Agostinho da Silva era um solipsista, ou pelo menos vi-o uma vez defender que sabia que os outros morriam, mas isso não se aplicava necessariamente a si. E, quem achar que a morte dele provou o contrário, não entende que o facto de perdermos a comunicação com alguém, não implica que a existência do outro tenha cessado.
Fernando Pessoa, com a ajuda de barbitúricos, seria um outro caso. São vários os exemplos de solipsistas que foram de forma tímida aparecendo a público após Descartes. George Berkeley terá sido um deles, Fichte outro... e de certa maneira, uma boa parte da escola idealista alemã, acabou por entrar nessas ideias... e nem sempre de forma natural. Afinal, já os antigos druidas se entretinham na procura de cogumelos, e não seria para efeitos de culinária. A filosofia hindú, budista, não era muito diferente, e a diferença na sua passagem para o lado ocidental, após os descobrimentos, é essencialmente o seu carácter mais formal, ou menos informal... se houve alguma sistematização, introdução de chavões ou definições, não houve propriamente muita novidade substantiva.
Aliás sejamos claros, já Parménides, um dos primeiros filósofos gregos registados, exibia todo o conhecimento que caracterizou depois o platonismo ou o idealismo alemão. Mesmo antes de si, os textos atribuídos a Hermes Trimegisto, aos Pitagóricos, ou até Zaratustra, vão todos no mesmo sentido de experiências ou concepções solipsistas. O mesmo se passa com a filosofia oriental, e não apenas no budismo, e que provavelmente não se desligaria do consumo de opiáceos.

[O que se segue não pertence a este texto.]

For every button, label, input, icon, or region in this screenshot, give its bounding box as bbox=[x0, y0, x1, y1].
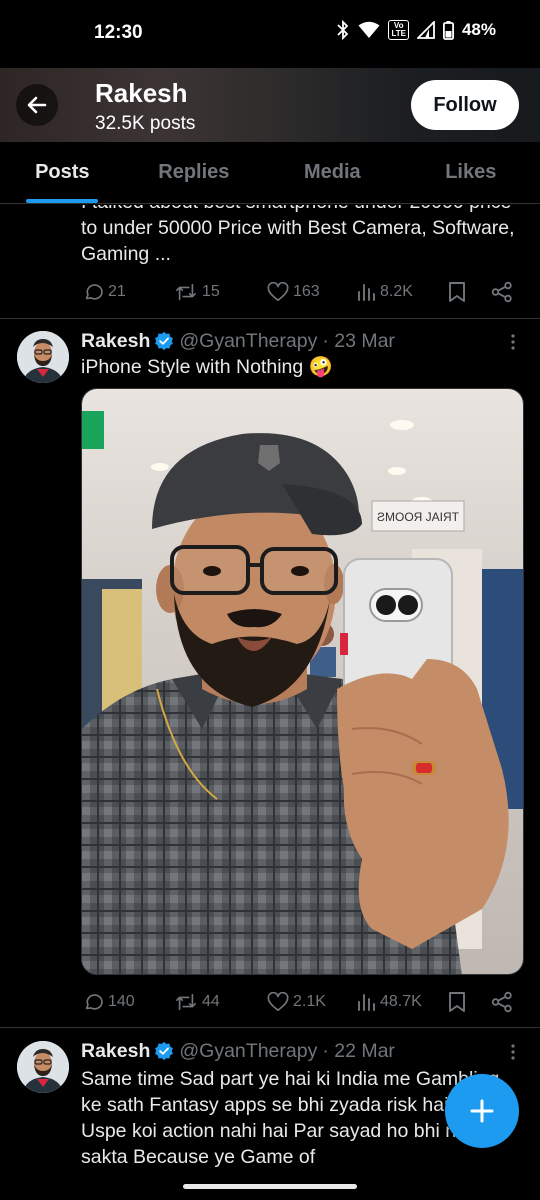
views-button[interactable]: 48.7K bbox=[356, 992, 422, 1012]
posts-count: 32.5K posts bbox=[95, 113, 196, 134]
repost-button[interactable]: 44 bbox=[174, 991, 220, 1013]
tab-posts[interactable]: Posts bbox=[0, 142, 125, 203]
like-button[interactable]: 2.1K bbox=[267, 992, 326, 1012]
like-count: 163 bbox=[293, 283, 320, 300]
share-button[interactable] bbox=[491, 281, 513, 303]
post-divider bbox=[0, 318, 540, 319]
more-options-icon[interactable] bbox=[510, 333, 516, 351]
reply-icon bbox=[85, 284, 103, 300]
post-date: · 23 Mar bbox=[322, 329, 395, 352]
store-sign: ƧMOOЯ JAIЯT bbox=[377, 510, 460, 524]
battery-icon bbox=[442, 20, 454, 40]
post-actions: 140 44 2.1K 48.7K bbox=[82, 989, 522, 1015]
heart-icon bbox=[267, 282, 289, 301]
author-handle[interactable]: @GyanTherapy bbox=[179, 1040, 317, 1063]
view-count: 8.2K bbox=[380, 283, 413, 300]
reply-icon bbox=[85, 994, 103, 1010]
avatar[interactable] bbox=[17, 331, 69, 383]
tab-replies[interactable]: Replies bbox=[125, 142, 263, 203]
share-icon bbox=[491, 281, 512, 303]
share-icon bbox=[491, 991, 512, 1013]
follow-button[interactable]: Follow bbox=[411, 80, 519, 130]
more-options-icon[interactable] bbox=[510, 1043, 516, 1061]
author-name[interactable]: Rakesh bbox=[81, 1040, 150, 1063]
reply-button[interactable]: 140 bbox=[82, 991, 135, 1013]
post-actions: 21 15 163 8.2K bbox=[82, 279, 522, 305]
bookmark-icon bbox=[449, 282, 465, 302]
reply-count: 140 bbox=[108, 993, 135, 1010]
post-text: I talked about best smartphone under 200… bbox=[81, 205, 515, 265]
views-icon bbox=[358, 284, 375, 301]
plus-icon bbox=[470, 1099, 494, 1123]
repost-count: 44 bbox=[202, 993, 220, 1010]
signal-icon bbox=[416, 21, 435, 39]
views-icon bbox=[358, 994, 375, 1011]
share-button[interactable] bbox=[491, 991, 513, 1013]
author-handle[interactable]: @GyanTherapy bbox=[179, 330, 317, 353]
profile-name: Rakesh bbox=[95, 78, 188, 108]
reply-button[interactable]: 21 bbox=[82, 281, 126, 303]
profile-tabs: Posts Replies Media Likes bbox=[0, 142, 540, 204]
post-header: Rakesh @GyanTherapy · 22 Mar bbox=[81, 1037, 395, 1065]
compose-button[interactable] bbox=[445, 1074, 519, 1148]
arrow-left-icon bbox=[27, 96, 47, 114]
post-text: iPhone Style with Nothing 🤪 bbox=[81, 356, 333, 378]
heart-icon bbox=[267, 992, 289, 1011]
repost-button[interactable]: 15 bbox=[174, 281, 220, 303]
post-image[interactable]: ƧMOOЯ JAIЯT bbox=[81, 388, 524, 975]
bluetooth-icon bbox=[336, 20, 350, 40]
bookmark-icon bbox=[449, 992, 465, 1012]
wifi-icon bbox=[358, 21, 380, 39]
repost-count: 15 bbox=[202, 283, 220, 300]
tab-likes[interactable]: Likes bbox=[402, 142, 540, 203]
views-button[interactable]: 8.2K bbox=[356, 282, 413, 302]
like-button[interactable]: 163 bbox=[267, 282, 320, 302]
back-button[interactable] bbox=[16, 84, 58, 126]
status-icons: Vo LTE 48% bbox=[336, 20, 496, 40]
battery-percent: 48% bbox=[461, 20, 496, 39]
avatar[interactable] bbox=[17, 1041, 69, 1093]
verified-badge-icon bbox=[154, 331, 174, 351]
verified-badge-icon bbox=[154, 1041, 174, 1061]
status-bar: 12:30 Vo LTE 48% bbox=[0, 0, 540, 68]
reply-count: 21 bbox=[108, 283, 126, 300]
view-count: 48.7K bbox=[380, 993, 422, 1010]
tab-media[interactable]: Media bbox=[263, 142, 401, 203]
volte-icon: Vo LTE bbox=[388, 20, 409, 40]
bookmark-button[interactable] bbox=[448, 281, 466, 303]
repost-icon bbox=[176, 993, 196, 1011]
post-feed[interactable]: I talked about best smartphone under 200… bbox=[0, 205, 540, 1200]
author-name[interactable]: Rakesh bbox=[81, 330, 150, 353]
like-count: 2.1K bbox=[293, 993, 326, 1010]
home-indicator[interactable] bbox=[183, 1184, 357, 1189]
post-divider bbox=[0, 1027, 540, 1028]
post-date: · 22 Mar bbox=[322, 1039, 395, 1062]
profile-header: Rakesh 32.5K posts Follow bbox=[0, 68, 540, 142]
status-time: 12:30 bbox=[94, 22, 143, 43]
post-header: Rakesh @GyanTherapy · 23 Mar bbox=[81, 327, 395, 355]
repost-icon bbox=[176, 283, 196, 301]
bookmark-button[interactable] bbox=[448, 991, 466, 1013]
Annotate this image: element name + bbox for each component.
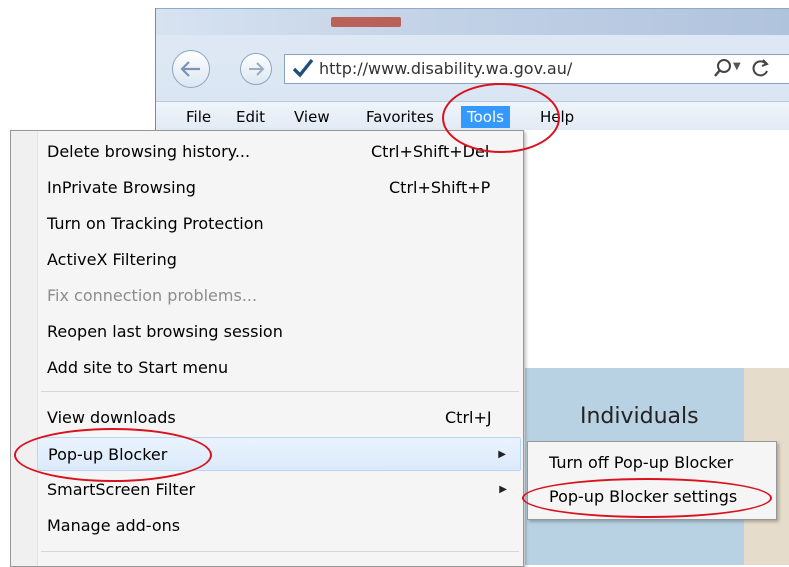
menu-item-label: Fix connection problems... xyxy=(47,286,258,305)
menu-edit[interactable]: Edit xyxy=(230,106,271,128)
back-button[interactable] xyxy=(172,50,210,88)
menu-item-manage-addons[interactable]: Manage add-ons xyxy=(37,509,521,543)
menu-item-label: InPrivate Browsing xyxy=(47,178,196,197)
menu-item-activex-filtering[interactable]: ActiveX Filtering xyxy=(37,243,521,277)
menu-item-delete-browsing-history[interactable]: Delete browsing history... Ctrl+Shift+De… xyxy=(37,135,521,169)
search-icon[interactable] xyxy=(713,58,733,78)
menu-item-inprivate-browsing[interactable]: InPrivate Browsing Ctrl+Shift+P xyxy=(37,171,521,205)
forward-arrow-icon xyxy=(249,62,265,76)
menu-item-fix-connection: Fix connection problems... xyxy=(37,279,521,313)
menu-item-tracking-protection[interactable]: Turn on Tracking Protection xyxy=(37,207,521,241)
menu-separator xyxy=(41,551,519,552)
menu-file[interactable]: File xyxy=(180,106,217,128)
menu-item-shortcut: Ctrl+J xyxy=(445,408,492,427)
annotation-circle-popup-blocker xyxy=(14,428,212,482)
title-bar xyxy=(156,9,789,35)
menu-separator xyxy=(41,391,519,392)
submenu-item-label: Turn off Pop-up Blocker xyxy=(549,453,734,472)
address-bar[interactable]: http://www.disability.wa.gov.au/ ▼ xyxy=(284,54,789,84)
forward-button[interactable] xyxy=(240,53,272,85)
check-icon xyxy=(292,58,314,78)
annotation-circle-tools xyxy=(442,83,560,153)
url-text[interactable]: http://www.disability.wa.gov.au/ xyxy=(319,59,572,78)
menu-view[interactable]: View xyxy=(288,106,336,128)
title-bar-tab xyxy=(331,17,401,27)
tools-menu: Delete browsing history... Ctrl+Shift+De… xyxy=(10,130,524,567)
submenu-arrow-icon: ▶ xyxy=(498,449,506,460)
submenu-item-turn-off-popup-blocker[interactable]: Turn off Pop-up Blocker xyxy=(531,446,771,480)
menu-item-reopen-session[interactable]: Reopen last browsing session xyxy=(37,315,521,349)
menu-item-label: ActiveX Filtering xyxy=(47,250,177,269)
menu-item-label: Delete browsing history... xyxy=(47,142,251,161)
annotation-circle-popup-settings xyxy=(522,478,772,518)
menu-favorites[interactable]: Favorites xyxy=(360,106,440,128)
menu-item-add-to-start[interactable]: Add site to Start menu xyxy=(37,351,521,385)
page-nav-individuals[interactable]: Individuals xyxy=(580,404,699,429)
back-arrow-icon xyxy=(180,61,200,77)
menu-item-label: Manage add-ons xyxy=(47,516,181,535)
menu-gutter xyxy=(11,131,38,566)
menu-item-label: Reopen last browsing session xyxy=(47,322,283,341)
menu-item-label: Turn on Tracking Protection xyxy=(47,214,264,233)
search-dropdown-icon[interactable]: ▼ xyxy=(733,61,741,72)
submenu-arrow-icon: ▶ xyxy=(499,484,507,495)
refresh-icon[interactable] xyxy=(751,58,771,78)
menu-item-label: Add site to Start menu xyxy=(47,358,229,377)
menu-item-shortcut: Ctrl+Shift+P xyxy=(389,178,491,197)
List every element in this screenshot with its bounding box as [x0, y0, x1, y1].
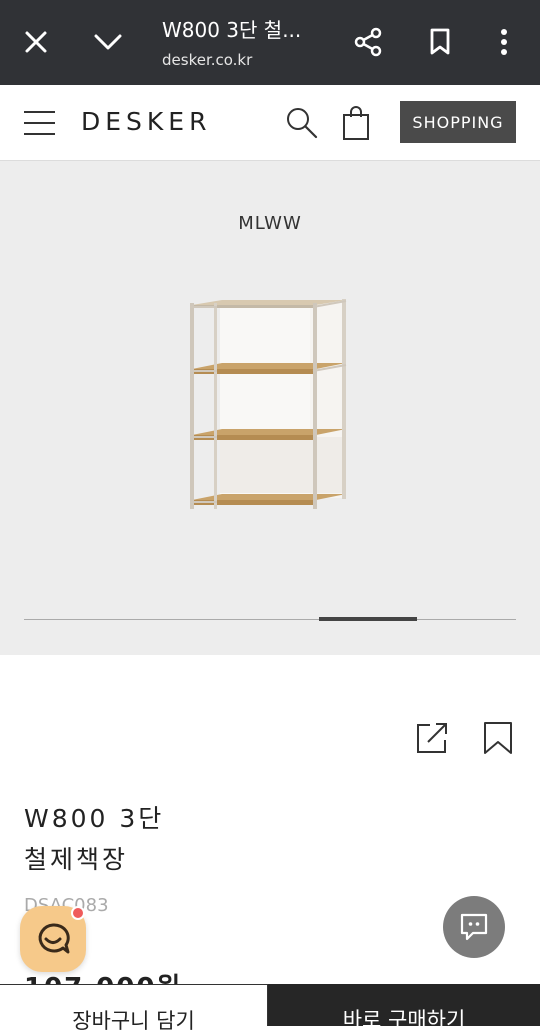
- product-name-line2: 철제책장: [24, 845, 129, 874]
- bottom-action-bar: 장바구니 담기 바로 구매하기: [0, 984, 540, 1033]
- shopping-bag-icon[interactable]: [340, 105, 372, 141]
- site-header: DESKER SHOPPING: [0, 85, 540, 161]
- gallery-slider-track: [24, 619, 516, 620]
- model-code: MLWW: [238, 213, 302, 234]
- gallery-slider-thumb[interactable]: [319, 617, 417, 621]
- product-gallery[interactable]: MLWW: [0, 161, 540, 655]
- wishlist-bookmark-icon[interactable]: [482, 720, 514, 756]
- browser-url[interactable]: desker.co.kr: [162, 51, 252, 69]
- more-vertical-icon[interactable]: [484, 22, 524, 62]
- browser-page-title: W800 3단 철...: [162, 18, 302, 42]
- share-icon[interactable]: [348, 22, 388, 62]
- logo[interactable]: DESKER: [81, 107, 211, 136]
- product-name-line1: W800 3단: [24, 804, 165, 833]
- buy-now-button[interactable]: 바로 구매하기: [268, 984, 540, 1032]
- close-icon[interactable]: [16, 22, 56, 62]
- chevron-down-icon[interactable]: [88, 22, 128, 62]
- speech-bubble-icon: [460, 913, 488, 941]
- product-image-bookshelf[interactable]: [186, 297, 352, 512]
- add-to-cart-button[interactable]: 장바구니 담기: [0, 984, 268, 1033]
- external-share-icon[interactable]: [414, 720, 450, 756]
- shopping-button[interactable]: SHOPPING: [400, 101, 516, 143]
- search-icon[interactable]: [284, 105, 320, 141]
- product-name: W800 3단 철제책장: [24, 798, 164, 880]
- chat-smile-icon: [38, 923, 70, 954]
- bookmark-icon[interactable]: [420, 22, 460, 62]
- browser-toolbar: W800 3단 철... desker.co.kr: [0, 0, 540, 85]
- notification-dot: [71, 906, 85, 920]
- talk-button[interactable]: [443, 896, 505, 958]
- menu-icon[interactable]: [24, 109, 55, 137]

As grandes discussões filosóficas entre os gregos tinham a ver com essa oposição entre solipsistas, que viam de dentro para fora, e os restantes, que viam de fora para dentro. É directamente da filosofia solipsista, e de nenhum extracto bíblico, que surge a questão da Trindade.
O argumento é colocado nas três pessoas de Deus, mas trata-se de facto de uma interrogação solipsista óbvia - há o próprio, há tudo o resto, e isto são duas pessoas, e a terceira pessoa (o Deus pai) é a que junta ambas como uma só. Essa questão da tripla identidade já está presente mesmo na religião celta com a figura de Lugus (ou Luso).
O mééé-todo mais eficaz para experimentar o solipsismo, seriam ervas ou outras drogas.
Induzindo um estado de alucinação, o sujeito vê-se numa realidade completamente diferente, que pode dominar melhor ou pior... mas a partir do instante em que toma algum controlo do que vê e sente, entra necessariamente na confusão entre personagens dessa alucinação. O próprio já não se dissocia do restante, porque tem algum controlo sobre isso... e se pode achar fascinante esse domínio, sentir-se como um deus, mas é claro que isso o condena a uma baralhação e uma certa insatisfação. Depois, a realidade faz uma chamada à base e tudo depende se o sujeito quer ou não alimentar de novo um estado de alucinação.
A papoila e o ópio
O que é interessante é que a própria natureza facilitou a entrada nesses estados de alucinação, deixando em certas plantas, cogumelos, etc... certas portas para entrada noutros universos, praticamente feitos à medida de satisfação do consumidor. Se o trigo servia a alimentação para esta realidade, havia outras plantas que desafiavam o politicamente correcto, e como boa estratégia de sobrevivência, ofereciam entradas noutros mundos mais agradáveis.
Ou seja, essas plantas convidavam outros carneiros, para o pasto, experimentando outras realidades.
O grande problema, como se vê, é que se uns carneiros se entretinham com o pasto que levava aos estados de alucinação, esses precisavam de outros carneiros que trabalhassem no mundo real. Porque, como poderei explicar, o estado de alucinação tinha um propósito, mas a porta que abria tinha que se fechar, porque não levava a nenhuma realidade.
Bom, mas e afinal o que é a realidade?, perguntaram tantos, sabendo que podiam ser iludidos com outras realidades, que por momentos pareciam tão reais quanto esta.
A realidade é o que resta quando todas as outras portas se fecham... as outras portas conduzem a caminhos de isolamento, de ilusões pessoais, e se cada um tem as suas, essas ilusões não levam a lado nenhum sem trazer consigo os outros. Somos sempre remetidos ao acordo, do acordar numa realidade em que somos forçados a estar de acordo. Mas não é apenas estar de acordo no presente, o universo que se construiu, agrupou tudo... de todos os princípios a todos os fins, mas para azar de convivência, têm que coexistir, no único universo com sentido próprio que sobreviveu - aquele que não acaba.